Q. What was the biggest surprise for you when you joined the programme? A. As such, the only unforeseen aspect was finding out that my research topic involves significant biology knowledge, and I had never taken any related course in school or college. But, as someone had told me, the distance from 'I don't know' to 'good enough to work out' can be just one book.


Q. Can you walk us through your typical weekday and weekend? A. On weekdays, an active day starts around 9 AM in the lab. Mostly, the day begins with a group meeting with the advisor and planning the work for the day. The day ends around 6 PM in the lab unless there’s some pending work or a planned experiment. Also, our labmates have reserved two days of the week for colloquium and journal club. In this, students present and discuss any interesting research work or journal papers, and faculty are also invited to present their research. On the weekend, I go to the lab if there is some pending work, which happens mostly during paper-submission and review-address processes. Otherwise, I tend to go out with friends; books, TV series or movies kill the rest of my time.


Q. What is your social life at IIT like? A. I am having a pleasant social life and have made many friends through labs and clubs. I do not have any complaints in any respect. The best thing about the lab is that all of us are friends- there are no senior-junior feelings and that’s where I am fortunate. I have seen many labs that lack this friendly environment. We play MP games after lab hours to relax and many people also play cricket or volleyball on the weekends. In our lab, we have a ‘barbeque culture’, where all of us frequently visit Barbeque Nation or something similar to celebrate birthdays or paper publications.
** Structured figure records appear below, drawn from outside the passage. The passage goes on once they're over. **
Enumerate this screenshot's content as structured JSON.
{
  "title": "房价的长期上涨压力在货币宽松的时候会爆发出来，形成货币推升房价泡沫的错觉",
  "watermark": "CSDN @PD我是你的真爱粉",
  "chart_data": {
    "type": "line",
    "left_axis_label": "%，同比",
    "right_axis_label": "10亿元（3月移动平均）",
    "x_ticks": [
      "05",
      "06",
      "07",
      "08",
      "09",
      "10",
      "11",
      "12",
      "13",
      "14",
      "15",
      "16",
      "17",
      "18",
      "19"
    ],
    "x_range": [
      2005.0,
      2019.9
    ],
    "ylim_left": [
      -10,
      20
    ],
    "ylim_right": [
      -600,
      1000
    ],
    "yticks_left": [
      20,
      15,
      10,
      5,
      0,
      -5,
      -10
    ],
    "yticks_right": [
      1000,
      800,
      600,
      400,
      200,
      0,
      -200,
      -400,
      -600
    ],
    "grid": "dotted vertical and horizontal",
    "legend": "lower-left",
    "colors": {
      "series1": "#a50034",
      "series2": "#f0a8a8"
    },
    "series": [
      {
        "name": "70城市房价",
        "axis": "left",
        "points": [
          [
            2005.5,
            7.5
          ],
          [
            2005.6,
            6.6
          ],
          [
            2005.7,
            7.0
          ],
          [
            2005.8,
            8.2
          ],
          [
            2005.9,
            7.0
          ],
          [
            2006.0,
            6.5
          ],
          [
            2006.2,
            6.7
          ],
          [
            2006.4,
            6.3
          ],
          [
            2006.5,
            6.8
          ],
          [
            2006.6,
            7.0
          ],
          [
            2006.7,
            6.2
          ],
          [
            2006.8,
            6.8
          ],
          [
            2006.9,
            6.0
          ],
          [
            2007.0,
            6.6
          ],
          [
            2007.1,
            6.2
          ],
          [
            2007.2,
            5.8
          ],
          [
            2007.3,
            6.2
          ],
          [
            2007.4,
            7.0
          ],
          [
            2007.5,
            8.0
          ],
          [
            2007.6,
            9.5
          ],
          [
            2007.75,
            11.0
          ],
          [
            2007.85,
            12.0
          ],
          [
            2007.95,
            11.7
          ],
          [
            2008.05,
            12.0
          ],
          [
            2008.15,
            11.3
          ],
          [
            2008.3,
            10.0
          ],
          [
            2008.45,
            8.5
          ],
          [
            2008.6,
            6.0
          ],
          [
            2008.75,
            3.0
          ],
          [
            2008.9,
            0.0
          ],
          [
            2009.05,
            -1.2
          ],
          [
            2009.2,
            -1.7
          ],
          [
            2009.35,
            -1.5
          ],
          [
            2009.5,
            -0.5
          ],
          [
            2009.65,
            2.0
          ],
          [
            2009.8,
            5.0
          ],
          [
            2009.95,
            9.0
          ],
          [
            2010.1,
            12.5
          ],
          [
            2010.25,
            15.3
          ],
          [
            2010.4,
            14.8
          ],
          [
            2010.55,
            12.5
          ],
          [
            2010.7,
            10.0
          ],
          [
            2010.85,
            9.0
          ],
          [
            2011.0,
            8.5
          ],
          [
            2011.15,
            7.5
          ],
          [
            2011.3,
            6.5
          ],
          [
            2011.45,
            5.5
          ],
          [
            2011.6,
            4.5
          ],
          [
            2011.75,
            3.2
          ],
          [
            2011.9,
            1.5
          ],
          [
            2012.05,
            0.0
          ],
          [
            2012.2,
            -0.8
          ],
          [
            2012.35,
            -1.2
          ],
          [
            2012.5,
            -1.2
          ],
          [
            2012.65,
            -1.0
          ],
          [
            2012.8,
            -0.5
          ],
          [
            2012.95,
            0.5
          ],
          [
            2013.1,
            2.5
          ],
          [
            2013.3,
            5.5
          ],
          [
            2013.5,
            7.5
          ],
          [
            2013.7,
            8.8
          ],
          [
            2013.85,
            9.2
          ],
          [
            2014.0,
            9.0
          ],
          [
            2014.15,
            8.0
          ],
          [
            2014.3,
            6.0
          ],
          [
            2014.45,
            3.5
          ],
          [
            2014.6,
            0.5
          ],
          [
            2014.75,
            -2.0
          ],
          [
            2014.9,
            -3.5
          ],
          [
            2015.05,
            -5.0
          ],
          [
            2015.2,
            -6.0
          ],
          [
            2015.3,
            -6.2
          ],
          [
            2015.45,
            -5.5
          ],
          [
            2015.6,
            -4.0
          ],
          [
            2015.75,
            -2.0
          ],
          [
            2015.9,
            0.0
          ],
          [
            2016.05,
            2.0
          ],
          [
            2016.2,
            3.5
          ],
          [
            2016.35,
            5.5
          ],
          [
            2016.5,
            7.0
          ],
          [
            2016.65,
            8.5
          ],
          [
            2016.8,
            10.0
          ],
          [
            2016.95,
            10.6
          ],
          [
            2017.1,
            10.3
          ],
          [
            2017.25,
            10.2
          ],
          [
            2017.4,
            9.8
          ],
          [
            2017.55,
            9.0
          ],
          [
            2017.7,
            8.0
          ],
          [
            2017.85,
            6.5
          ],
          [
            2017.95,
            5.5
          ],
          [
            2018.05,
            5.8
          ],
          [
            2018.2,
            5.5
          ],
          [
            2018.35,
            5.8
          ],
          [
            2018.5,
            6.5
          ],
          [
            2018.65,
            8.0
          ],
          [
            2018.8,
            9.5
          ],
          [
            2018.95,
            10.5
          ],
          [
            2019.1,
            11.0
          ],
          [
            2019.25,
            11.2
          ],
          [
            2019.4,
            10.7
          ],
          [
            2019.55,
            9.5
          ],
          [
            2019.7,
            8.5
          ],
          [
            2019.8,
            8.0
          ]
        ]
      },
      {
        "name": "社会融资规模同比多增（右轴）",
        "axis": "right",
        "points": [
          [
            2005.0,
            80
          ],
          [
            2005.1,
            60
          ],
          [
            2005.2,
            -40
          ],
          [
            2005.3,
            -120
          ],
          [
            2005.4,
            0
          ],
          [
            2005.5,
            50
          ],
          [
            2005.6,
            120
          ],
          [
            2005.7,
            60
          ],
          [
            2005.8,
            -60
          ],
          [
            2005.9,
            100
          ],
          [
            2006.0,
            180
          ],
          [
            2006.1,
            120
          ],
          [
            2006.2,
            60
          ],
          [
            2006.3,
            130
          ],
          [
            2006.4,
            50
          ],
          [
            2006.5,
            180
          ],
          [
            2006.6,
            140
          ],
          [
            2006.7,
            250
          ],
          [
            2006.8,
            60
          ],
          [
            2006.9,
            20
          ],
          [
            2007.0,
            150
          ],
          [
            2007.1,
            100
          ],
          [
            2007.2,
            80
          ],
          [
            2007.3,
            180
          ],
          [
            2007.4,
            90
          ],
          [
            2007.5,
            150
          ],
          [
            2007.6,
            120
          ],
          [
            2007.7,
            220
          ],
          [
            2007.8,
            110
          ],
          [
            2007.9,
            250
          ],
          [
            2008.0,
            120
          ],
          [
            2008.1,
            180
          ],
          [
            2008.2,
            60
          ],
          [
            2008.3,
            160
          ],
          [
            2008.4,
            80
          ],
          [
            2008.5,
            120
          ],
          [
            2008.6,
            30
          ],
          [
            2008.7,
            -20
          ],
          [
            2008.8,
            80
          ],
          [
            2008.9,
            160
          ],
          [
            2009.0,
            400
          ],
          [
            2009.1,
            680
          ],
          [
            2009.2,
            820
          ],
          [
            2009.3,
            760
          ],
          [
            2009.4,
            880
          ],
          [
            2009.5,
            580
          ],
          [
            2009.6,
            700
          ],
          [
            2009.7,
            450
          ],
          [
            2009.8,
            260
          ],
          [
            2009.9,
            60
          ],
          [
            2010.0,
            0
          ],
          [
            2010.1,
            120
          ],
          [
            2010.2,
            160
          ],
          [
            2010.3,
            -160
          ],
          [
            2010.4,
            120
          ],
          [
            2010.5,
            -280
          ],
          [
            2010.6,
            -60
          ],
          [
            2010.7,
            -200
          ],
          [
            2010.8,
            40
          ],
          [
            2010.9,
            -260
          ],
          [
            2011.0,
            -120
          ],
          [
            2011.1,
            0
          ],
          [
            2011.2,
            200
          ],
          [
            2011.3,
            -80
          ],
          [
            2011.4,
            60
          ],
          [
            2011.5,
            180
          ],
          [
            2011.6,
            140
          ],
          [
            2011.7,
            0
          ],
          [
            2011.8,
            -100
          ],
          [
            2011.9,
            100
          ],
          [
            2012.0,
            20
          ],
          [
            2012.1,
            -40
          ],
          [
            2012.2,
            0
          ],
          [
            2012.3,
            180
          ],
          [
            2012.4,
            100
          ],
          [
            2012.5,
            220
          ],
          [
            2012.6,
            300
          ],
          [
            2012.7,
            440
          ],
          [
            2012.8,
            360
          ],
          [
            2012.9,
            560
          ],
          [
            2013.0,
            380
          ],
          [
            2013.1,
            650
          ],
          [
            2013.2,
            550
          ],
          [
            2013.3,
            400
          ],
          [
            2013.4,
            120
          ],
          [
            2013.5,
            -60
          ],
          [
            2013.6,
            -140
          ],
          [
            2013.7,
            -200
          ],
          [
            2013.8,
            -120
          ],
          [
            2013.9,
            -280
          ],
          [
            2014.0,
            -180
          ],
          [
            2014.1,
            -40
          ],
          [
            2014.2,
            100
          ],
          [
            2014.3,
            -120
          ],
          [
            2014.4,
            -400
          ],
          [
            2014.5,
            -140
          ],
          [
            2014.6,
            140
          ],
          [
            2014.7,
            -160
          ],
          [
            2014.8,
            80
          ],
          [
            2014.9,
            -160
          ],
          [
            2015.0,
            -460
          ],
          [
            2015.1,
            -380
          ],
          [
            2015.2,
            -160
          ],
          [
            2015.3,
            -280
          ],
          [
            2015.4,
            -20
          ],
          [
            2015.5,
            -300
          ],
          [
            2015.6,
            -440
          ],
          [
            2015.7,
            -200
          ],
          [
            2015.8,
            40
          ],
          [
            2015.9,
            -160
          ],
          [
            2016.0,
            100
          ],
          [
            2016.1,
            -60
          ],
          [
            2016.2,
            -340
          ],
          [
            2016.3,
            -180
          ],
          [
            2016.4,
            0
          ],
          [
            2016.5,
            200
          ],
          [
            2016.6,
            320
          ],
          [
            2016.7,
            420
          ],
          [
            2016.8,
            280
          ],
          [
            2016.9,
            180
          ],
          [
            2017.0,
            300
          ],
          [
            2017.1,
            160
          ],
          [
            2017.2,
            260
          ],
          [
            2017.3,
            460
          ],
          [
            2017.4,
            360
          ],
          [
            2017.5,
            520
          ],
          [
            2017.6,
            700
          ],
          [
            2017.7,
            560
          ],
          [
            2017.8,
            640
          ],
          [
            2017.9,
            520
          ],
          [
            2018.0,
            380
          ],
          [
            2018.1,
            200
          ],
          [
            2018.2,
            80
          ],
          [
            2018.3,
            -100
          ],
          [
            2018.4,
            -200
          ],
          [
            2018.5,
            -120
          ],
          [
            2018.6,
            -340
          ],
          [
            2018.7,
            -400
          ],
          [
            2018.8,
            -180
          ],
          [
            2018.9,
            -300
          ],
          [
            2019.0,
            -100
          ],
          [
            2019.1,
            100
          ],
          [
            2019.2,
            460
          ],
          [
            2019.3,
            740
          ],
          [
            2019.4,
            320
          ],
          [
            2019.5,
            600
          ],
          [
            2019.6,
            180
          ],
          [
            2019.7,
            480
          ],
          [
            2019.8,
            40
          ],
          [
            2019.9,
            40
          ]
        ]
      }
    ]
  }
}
Q. We hear that you were also a part of the iGEM team. A. When and why did you decide to join the club? And how did you manage your thesis project along with iGEM work? Yes, that's correct. I have been part of iGEM since 2017. iGEM is a technical club which invites students from all disciplines to come together and do research in Synthetic Biology. I met iGEMers in a conference at JNU where they were presenting their experience of iGEM Jamboree and really liked their journey. The thing which interested me the most was that the research done in the club is really flexible and we learn by doing instead of reading. When I joined the club, there were twenty members, mostly UGs. I have enjoyed working along with them and learned a lot. I have always believed that your thesis work should not restrict you to do something you really want. In iGEM, we used to meet to work after the office hours so there is no overlap as such. Also, when you work in a team, I guess you can manage everything.


Q. What advice will you like to give to a PhD prospective student? A. I do not feel I am wise enough to give advice, but I will definitely share three philosophies which I believe in and have been helpful to me. First is, there is no shortcut in research. No one has achieved success over one day's effort. It takes time and it demands focus. So make sure you understand the investment required to obtain a PhD. Second is, never restrict your research to the thesis only. Try to do some work beyond the thesis or even possibly in a domain which is orthogonal to your thesis but interests you. The thesis or your PhD degree is to help you to become a researcher, not the other way around. During the time of PhD, most part of the research will be the thesis, some works may appear as papers, and some may never see the light of day. But your thesis should be a subset of all the research activities you have done in those years. Third, always make your bed before you leave for the lab. Each day has the possibility of being a great day or a terrible day. Your paper may get rejected, you may not find any solutions to the problem you are working on, or maybe your experiment fails. But once you are done for the day and come back to your room and find a well-made bed to lay in and sleep, you will find hope that will say- let’s try again.